The 3 Oldest Women In The World Have These Things In Common

Photo: Buddhika Weerasinghe/Getty Images.
Today the world lost its very oldest citizen, Misao Okawa, who celebrated her 117th birthday just a few weeks ago. She passed away surrounded by friends and nursing-home attendants in Osaka, Japan. The daughter of a kimono maker, Okawa was born in 1898 and named the oldest person on Earth by Guinness World Records in 2013.

She passes the title to new oldest woman Gertrude Weaver, an Arkansas resident who will turn 117 on July 4. (America, which will be turning 239 that day, is just a hair more than twice her age.)

Weaver — the daughter of sharecroppers who witnessed the Civil War — told Time that kindness is the secret to her longevity. “Treat people right and be nice to other people the way you want them to be nice to you,” she says. There might be something to that: The next woman in line for the title also cites the Golden Rule as the key to a long life. Jeralean Talley was born in 1899 and spent her young life picking peanuts and cotton on a farm in Georgia. Talley reportedly traveled through her 90s and bowled till she was 104. From the looks of it, staying active might have something to do with making it to triple digits, too.

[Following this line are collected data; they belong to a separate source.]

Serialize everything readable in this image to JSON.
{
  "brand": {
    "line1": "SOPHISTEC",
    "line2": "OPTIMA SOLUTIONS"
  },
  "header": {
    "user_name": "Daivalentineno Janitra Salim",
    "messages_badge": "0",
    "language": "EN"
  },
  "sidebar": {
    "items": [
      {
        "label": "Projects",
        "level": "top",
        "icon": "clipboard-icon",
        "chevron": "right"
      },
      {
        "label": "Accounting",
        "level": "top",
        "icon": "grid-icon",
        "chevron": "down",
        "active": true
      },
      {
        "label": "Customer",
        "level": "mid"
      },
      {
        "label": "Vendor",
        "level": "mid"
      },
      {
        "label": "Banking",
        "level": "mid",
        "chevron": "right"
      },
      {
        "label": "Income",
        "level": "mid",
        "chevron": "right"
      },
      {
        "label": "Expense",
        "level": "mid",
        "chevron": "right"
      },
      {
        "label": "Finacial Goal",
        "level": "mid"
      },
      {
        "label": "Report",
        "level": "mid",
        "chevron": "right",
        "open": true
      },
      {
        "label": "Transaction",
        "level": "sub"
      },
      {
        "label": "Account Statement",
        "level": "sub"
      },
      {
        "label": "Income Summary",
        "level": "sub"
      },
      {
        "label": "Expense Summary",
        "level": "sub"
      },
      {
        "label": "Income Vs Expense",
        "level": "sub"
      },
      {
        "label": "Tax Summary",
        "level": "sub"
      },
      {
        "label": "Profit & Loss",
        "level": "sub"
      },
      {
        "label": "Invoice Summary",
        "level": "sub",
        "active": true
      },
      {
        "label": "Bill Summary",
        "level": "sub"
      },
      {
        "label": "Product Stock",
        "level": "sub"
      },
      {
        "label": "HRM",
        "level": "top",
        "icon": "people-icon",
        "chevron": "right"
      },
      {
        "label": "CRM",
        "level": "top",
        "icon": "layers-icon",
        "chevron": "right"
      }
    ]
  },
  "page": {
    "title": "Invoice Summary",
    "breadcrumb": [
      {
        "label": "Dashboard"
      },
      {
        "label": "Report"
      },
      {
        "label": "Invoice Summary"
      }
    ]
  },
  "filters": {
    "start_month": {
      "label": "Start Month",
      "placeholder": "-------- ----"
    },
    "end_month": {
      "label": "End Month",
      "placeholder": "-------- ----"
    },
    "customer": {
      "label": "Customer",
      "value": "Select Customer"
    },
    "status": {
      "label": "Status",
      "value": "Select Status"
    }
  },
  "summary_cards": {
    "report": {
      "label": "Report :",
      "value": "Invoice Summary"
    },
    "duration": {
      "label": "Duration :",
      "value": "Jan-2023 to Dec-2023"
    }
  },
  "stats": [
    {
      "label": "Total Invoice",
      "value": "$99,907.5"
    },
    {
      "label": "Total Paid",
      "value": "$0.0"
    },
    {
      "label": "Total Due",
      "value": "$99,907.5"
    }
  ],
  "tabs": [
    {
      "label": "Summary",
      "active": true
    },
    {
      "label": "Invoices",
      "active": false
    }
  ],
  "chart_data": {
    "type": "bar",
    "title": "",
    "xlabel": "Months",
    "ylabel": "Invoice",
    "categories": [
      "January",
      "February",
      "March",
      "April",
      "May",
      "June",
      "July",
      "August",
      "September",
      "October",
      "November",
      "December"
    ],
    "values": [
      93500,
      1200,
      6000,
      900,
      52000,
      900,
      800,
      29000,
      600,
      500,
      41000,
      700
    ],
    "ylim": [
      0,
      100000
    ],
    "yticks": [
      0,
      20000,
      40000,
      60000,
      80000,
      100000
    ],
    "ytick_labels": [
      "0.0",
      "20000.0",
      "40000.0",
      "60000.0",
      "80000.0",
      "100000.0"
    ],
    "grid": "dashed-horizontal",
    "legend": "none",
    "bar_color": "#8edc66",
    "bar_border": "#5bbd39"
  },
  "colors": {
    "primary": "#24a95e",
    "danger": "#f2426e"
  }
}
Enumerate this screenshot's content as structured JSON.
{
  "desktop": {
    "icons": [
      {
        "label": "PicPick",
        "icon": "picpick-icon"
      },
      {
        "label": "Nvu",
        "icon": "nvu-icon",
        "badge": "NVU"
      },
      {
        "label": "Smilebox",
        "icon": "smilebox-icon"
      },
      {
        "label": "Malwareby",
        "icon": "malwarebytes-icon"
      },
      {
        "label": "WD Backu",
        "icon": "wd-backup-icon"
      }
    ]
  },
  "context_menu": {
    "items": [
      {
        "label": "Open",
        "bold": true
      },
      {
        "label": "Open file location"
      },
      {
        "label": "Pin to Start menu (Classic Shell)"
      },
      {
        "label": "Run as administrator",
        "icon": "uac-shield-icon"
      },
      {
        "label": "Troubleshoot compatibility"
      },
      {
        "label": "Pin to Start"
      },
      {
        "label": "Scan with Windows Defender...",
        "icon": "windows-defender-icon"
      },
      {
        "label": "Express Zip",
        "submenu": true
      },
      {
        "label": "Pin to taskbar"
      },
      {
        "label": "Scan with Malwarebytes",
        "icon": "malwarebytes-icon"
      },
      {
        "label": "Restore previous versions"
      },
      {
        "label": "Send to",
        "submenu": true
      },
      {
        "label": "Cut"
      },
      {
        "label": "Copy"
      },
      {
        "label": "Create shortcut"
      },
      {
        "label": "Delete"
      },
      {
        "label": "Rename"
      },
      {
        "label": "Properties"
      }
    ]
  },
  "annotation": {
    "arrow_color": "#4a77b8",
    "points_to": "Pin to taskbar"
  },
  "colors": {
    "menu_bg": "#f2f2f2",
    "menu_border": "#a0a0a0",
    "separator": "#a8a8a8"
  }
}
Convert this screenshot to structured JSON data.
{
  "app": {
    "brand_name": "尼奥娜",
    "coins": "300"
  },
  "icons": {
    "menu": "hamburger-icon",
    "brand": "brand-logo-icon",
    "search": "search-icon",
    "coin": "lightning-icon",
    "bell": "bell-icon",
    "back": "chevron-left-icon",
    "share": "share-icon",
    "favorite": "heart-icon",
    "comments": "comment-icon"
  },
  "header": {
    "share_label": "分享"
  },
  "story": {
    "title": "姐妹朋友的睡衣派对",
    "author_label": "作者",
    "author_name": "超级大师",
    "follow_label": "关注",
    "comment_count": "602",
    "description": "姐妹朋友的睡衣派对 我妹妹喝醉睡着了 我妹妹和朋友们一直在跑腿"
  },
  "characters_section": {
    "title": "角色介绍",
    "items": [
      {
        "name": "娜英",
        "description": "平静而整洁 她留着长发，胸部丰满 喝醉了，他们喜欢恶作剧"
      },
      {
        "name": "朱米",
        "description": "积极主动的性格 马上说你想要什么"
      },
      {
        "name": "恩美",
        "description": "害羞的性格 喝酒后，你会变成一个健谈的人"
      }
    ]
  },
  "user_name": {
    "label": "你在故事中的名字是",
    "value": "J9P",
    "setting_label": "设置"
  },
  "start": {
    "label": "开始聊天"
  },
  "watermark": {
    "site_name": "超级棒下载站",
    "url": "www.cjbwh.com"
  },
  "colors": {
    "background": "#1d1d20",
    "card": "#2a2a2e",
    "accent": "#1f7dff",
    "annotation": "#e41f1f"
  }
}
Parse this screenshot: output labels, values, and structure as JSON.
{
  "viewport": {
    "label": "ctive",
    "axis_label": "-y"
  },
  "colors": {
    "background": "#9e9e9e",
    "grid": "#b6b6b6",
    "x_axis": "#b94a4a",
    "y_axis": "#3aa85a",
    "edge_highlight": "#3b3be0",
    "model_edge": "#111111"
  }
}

The now-third oldest person in the world is also an American — and also the daughter of sharecroppers. Born in Alabama in 1899, Susannah Mushatt Jones relocated to NYC in 1923, and still resides in Brooklyn. She will celebrate her 116th birthday this summer, and counts bacon and lingerie among the things that have kept her clock ticking all these years, according to Time. The next in line is Emma Morano of Italy, who will celebrate the big one-one-six this November. 

So, if you want to live well past 100, take it from a few people who know: Be nice to everyone, consume delicious pork products, and move around a lot. And, it won't hurt your odds if you happen to be a woman, too.